This month, we look more deeply at what leaders can do to build culture when nothing’s normal, exploring a model which takes an inside-out, outside-in approach. We don’t promise you answers, only more questions and updates on our findings so that together we can explore what to do when nothing’s normal.

An Inside-Out Perspective on Building Culture

Inside-Out: In this section, we look from the perspective of the individual, the leader and manager at all levels who sees directly how he/she/they can contribute individually to the culture.

In general, when individuals look through their own personal lens, there are three main motivators: 

  1. The mission-driven calling to work for a purpose, in alignment with their personal values;
  2. The burning desire for continuous learning and development which makes them better versions of themselves; 
  3. The passionate drive to do something new and bold which innovates and makes the world a better place in ways small and big.

Those who are mission-driven want to contribute in ways big and small to a cause in alignment with their values, a cause larger than one they can serve by themselves, a cause that can be addressed because they show up fully and regularly at work. They must feel like their companies, leaders, technology, and brand are in alignment with this sense of purpose.

To serve the needs of the Mission-Driven staff, leaders at all levels must provide:

  • Creation of a Common Platform which matters beyond the work
  • Brand Integrity and Authenticity
  • A Culture-First Mindset
  • Alignment between the Mission, the Vision and the Execution
  • Transparency and Authenticity
  • Clarity of Purpose in Thoughts, Words and Actions

Those who are Lifelong Learners want to be presented with challenges at work, the opportunity to excel at and learn from these challenges, with a source of light pressure to drive continuous improvement, never settling for mediocrity. 

To serve the needs of the Lifelong Learners, leaders at all levels must provide:

  • Access to Materials and Training
  • Accountability and Ownership
  • A Culture of Continuous Learning and Development
  • Guidance and Coaching on Educational Plan
  • Individualized Offerings
  • Rewards for Agility and Openness

Those who are Innovators are motivated by their desires to be creative, solve problems, and work on a variety of challenging tasks which make a difference. They are hungry for a fail-forward mindset and culture, as well as tangible opportunities to innovate and learn with the support of mentors, resources and the organization at large.

To serve the needs of Innovators, leaders at all levels must provide:

  • Access to Mentors, Sponsors and Resources
  • Assurance that Credit is Fairly Distributed 
  • Focus on Customer-driven Innovation Projects
  • Diversity of Perspectives and Experiences on Team
  • Inspiring Examples and Success Stories
  • Rewards for Innovative Ideas and Execution

An Outside-In Perspective on Building Culture

Outside-In: In this section, we look from the perspective of the leader or manager at any level, on what managers and leaders from any chair can do to facilitate the development of an organization’s culture.

In general, when individuals look through the lens of the team, organization, or community, there are three main motivators: 

  1. The socially-minded desire to connect with and trust in others.

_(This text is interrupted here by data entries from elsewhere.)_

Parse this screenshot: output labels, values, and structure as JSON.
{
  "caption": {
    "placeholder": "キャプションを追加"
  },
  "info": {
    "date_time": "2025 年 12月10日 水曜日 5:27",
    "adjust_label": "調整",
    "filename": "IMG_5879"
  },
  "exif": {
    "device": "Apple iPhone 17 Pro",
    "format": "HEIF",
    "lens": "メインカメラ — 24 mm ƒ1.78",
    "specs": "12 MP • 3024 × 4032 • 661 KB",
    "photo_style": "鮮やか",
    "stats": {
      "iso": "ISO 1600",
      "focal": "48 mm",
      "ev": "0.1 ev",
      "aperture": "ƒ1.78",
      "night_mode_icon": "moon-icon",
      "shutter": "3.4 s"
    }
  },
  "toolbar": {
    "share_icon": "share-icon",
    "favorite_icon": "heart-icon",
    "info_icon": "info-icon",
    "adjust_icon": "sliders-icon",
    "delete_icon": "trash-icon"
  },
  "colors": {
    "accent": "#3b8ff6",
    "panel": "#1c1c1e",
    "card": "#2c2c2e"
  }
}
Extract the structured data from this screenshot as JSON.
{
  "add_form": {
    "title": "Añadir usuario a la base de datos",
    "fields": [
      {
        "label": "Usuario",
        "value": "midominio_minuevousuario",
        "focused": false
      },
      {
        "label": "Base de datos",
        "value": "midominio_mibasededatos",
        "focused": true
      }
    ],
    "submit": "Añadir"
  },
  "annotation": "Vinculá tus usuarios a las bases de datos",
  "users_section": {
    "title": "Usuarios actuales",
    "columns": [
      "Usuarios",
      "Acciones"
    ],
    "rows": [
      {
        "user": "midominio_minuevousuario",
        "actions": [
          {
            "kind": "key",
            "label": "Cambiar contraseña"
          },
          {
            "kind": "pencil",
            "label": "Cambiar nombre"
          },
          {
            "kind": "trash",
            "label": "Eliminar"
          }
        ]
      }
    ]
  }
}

They crave a co created history along with traditions and continued progress toward common goals and including celebrations of success;
  2. The burning desire to leverage corporate influence and resources to collectively impact larger social, political, and environmental issues; 
  3. The passionate drive to advocate and lobby for more equitable rights, resources and opportunities for those less fortunate, less empowered and less enabled to succeed.

Those who are Community-Builders are motivated by the desire to create a safe, trusted and synergistic network focused on everything from developing and supporting each other to creating deep relationships and from providing empathy, camaraderie, fun and energy  to working as a team to deliver extraordinary results. Community-Builders are looking for a sense of belonging, a trusted and supportive network, and for opportunities to share experiences, celebrations and traditions together.

To serve the needs of Community-Builders, leaders at all levels must provide:

  • A Positive and Productive Culture which Celebrates Success
  • Clear Accountability and Metrics  
  • Resources and Support to Achieve Results
  • Sense of Fit and Belonging 
  • Connections between Community Groups and Members

Those who are Social Responsibility Advocates are motivated by the desire to leverage company resources and brand to deliver impact on social, environmental, and systemic challenges, to provide services to others in need, and to provide socially responsible leadership and financial support.  The corporate platform and brand provides opportunities to make a broader impact in many ways, including by serving the needs of local nonprofits, by supporting the fundraising efforts around climate change, or by providing resources for the disadvantaged.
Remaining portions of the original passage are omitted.